A volunteer injured during a successful search for two missing hikers in Orange County is seeking restitution to cover his $360,000 in medical bills from one of the hikers, who has since been charged with felony drug possession.
Volunteer Nick Papageorge's IV, 20, fell 110 feet, bouncing off of a cliff twice and crushing some of his vertebrae. He underwent surgery, and doctors placed titanium rods and 11 screws in his spine, he said. It was unclear how much of the cost would be covered by insurance.
The hikers, Nicolas Cendoya, 19, and Kyndall Jack, 18, were later found dehydrated, hallucinating and delirious. While Cendoya was missing on April 2, authorities found 497 milligrams of methamphetamine in his car.
Under Marsy's Law, which provides rights to victims of crimes, he maybe able to seek restitution if Cendoya is convicted of the drug charges.
Cendoya, 19, appeared briefly in court on Wednesday but the arraignment was postponed until July at the request of the defense, said Orange County District Attorney's spokeswoman Farrah Emami.
Authorities have said that they could only attempt to recover the $160,000 cost for the massive search for Cendoya and his companion, 18-year-old Kyndall Jack, if a criminal charge was filed against the hikers.
The cost of the multiagency search included the services of six agencies.
Cendoya, who spoke to NBC4 recently, said he would help pay back the cost of the search if needed. He said he didn't want his parents to be burdened with the search costs, which he called "insane."
Asked if he was on drugs during the hike, Cendoya said "absolutely not."
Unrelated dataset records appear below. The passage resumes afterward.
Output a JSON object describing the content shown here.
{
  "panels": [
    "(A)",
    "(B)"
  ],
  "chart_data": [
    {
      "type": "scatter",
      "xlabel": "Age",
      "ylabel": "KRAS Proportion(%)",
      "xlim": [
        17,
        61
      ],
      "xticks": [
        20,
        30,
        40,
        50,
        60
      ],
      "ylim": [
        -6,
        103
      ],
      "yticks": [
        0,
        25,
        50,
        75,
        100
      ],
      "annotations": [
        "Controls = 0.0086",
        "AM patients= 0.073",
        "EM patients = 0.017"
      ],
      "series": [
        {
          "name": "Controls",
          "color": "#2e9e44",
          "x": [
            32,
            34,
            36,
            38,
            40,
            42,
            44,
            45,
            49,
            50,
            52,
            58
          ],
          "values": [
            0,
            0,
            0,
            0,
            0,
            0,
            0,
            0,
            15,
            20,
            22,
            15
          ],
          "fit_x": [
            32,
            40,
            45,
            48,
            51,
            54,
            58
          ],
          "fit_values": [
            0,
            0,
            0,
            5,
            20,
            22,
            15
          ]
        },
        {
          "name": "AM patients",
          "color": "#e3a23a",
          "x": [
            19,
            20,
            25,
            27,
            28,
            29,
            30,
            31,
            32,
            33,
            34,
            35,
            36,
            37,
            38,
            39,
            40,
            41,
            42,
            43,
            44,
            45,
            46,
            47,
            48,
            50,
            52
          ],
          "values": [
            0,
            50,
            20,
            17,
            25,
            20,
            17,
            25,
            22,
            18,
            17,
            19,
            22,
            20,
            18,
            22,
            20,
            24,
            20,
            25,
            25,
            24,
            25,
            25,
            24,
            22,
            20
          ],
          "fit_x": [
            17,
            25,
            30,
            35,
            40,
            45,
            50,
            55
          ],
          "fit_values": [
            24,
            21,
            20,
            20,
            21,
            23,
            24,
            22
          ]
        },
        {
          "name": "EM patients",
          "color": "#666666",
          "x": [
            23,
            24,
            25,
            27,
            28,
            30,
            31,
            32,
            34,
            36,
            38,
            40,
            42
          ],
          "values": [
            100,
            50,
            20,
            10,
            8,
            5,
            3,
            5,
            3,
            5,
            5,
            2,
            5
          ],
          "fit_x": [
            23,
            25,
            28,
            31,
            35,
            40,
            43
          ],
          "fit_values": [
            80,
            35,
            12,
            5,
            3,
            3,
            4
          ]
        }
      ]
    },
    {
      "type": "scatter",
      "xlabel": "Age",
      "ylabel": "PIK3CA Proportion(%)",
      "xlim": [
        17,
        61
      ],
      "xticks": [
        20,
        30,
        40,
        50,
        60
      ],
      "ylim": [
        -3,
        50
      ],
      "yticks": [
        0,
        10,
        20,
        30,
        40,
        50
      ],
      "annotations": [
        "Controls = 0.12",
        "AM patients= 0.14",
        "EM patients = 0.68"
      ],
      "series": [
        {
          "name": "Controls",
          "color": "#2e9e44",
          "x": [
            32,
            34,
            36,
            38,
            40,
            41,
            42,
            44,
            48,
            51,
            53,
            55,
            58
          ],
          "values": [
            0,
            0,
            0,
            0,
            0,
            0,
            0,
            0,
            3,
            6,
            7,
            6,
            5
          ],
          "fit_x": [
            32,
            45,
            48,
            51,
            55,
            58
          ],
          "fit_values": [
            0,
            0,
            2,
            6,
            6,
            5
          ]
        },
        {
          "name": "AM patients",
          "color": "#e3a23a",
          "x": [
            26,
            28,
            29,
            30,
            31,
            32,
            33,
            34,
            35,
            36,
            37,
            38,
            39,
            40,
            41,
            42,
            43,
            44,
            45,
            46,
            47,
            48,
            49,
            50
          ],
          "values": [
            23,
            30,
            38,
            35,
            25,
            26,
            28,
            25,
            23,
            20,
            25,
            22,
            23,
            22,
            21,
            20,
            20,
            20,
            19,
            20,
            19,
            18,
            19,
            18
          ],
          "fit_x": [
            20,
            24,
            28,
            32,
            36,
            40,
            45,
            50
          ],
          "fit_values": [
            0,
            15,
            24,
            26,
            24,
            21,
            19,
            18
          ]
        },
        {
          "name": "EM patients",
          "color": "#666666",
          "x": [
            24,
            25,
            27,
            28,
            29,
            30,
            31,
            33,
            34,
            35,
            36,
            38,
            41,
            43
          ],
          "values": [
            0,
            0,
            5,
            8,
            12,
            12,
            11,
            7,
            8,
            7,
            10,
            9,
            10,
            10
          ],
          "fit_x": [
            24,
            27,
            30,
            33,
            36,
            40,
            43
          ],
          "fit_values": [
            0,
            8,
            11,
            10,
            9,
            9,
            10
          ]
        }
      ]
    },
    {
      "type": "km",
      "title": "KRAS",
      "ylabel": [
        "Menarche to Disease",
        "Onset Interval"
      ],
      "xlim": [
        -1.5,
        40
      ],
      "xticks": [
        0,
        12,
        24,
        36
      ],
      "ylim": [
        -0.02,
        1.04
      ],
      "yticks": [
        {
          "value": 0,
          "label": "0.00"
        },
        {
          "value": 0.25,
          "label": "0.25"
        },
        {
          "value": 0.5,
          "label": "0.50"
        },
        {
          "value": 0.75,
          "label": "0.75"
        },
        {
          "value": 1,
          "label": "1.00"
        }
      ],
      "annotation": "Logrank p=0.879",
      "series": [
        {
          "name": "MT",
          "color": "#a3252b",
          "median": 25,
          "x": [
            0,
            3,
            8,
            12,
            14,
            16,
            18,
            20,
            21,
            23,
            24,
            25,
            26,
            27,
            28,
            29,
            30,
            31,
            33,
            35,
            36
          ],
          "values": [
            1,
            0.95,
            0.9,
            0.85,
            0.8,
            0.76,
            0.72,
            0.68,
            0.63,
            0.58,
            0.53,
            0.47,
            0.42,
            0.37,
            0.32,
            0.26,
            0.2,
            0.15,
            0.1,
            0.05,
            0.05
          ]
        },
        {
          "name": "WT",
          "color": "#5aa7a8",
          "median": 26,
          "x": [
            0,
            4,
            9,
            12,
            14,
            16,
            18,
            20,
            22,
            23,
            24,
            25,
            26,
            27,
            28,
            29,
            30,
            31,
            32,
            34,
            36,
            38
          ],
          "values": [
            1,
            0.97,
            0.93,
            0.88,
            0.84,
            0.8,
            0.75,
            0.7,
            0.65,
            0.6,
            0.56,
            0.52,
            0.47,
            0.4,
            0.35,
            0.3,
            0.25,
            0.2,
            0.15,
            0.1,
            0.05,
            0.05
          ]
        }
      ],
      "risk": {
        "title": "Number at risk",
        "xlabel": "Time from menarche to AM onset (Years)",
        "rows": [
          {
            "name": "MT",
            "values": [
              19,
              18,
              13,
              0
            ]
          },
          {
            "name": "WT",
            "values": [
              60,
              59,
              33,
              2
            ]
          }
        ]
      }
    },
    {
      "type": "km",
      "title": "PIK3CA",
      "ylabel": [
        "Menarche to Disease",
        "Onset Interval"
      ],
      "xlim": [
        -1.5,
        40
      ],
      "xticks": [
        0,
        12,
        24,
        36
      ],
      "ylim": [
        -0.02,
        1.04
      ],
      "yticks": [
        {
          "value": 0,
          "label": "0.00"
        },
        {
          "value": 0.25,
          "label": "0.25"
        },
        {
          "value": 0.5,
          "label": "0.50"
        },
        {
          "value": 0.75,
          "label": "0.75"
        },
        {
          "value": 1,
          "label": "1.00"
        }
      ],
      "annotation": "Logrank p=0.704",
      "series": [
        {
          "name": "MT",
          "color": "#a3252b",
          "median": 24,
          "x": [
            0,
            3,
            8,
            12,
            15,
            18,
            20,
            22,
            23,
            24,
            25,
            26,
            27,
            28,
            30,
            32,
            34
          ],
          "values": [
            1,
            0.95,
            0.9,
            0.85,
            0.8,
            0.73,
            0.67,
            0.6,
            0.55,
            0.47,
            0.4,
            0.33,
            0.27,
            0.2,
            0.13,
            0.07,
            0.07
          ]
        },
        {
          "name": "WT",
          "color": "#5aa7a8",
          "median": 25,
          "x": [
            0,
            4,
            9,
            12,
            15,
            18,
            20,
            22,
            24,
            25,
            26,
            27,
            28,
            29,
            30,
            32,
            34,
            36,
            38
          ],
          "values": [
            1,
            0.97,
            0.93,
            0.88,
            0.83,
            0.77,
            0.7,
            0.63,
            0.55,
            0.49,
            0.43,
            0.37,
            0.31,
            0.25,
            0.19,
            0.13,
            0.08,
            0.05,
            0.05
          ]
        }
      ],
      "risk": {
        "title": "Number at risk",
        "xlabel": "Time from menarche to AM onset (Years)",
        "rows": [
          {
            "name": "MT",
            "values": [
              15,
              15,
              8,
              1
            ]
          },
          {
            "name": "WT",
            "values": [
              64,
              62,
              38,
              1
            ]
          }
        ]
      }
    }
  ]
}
Cendoya and Jack, both of Costa Mesa, had headed onto the popular trails of Holy Jim Canyon in the Cleveland National Forest on Easter only to get separated at night. They had entered the wilderness with a single water bottle and no warm clothing.
Lost for several days, the two were found separately by rescuers in dense brush on April 3 and April 4.
A reserve deputy was seriously injured during Kyndall's rescue after he fell 60 feet and hit his head.
Both Jack and Kyndall were found dehydrated, disoriented and covered in cuts and bruises -- but they suffered no major injuries. Each said they had hallucinated through much of their time in the steep canyon area.
"I was in lucid dreams and hallucinations for days. I could see the helicopters flying over me every day. When the firefighters came up to me, I couldn't even believe it," Cendoya said after his ordeal. "We weren't meant to die."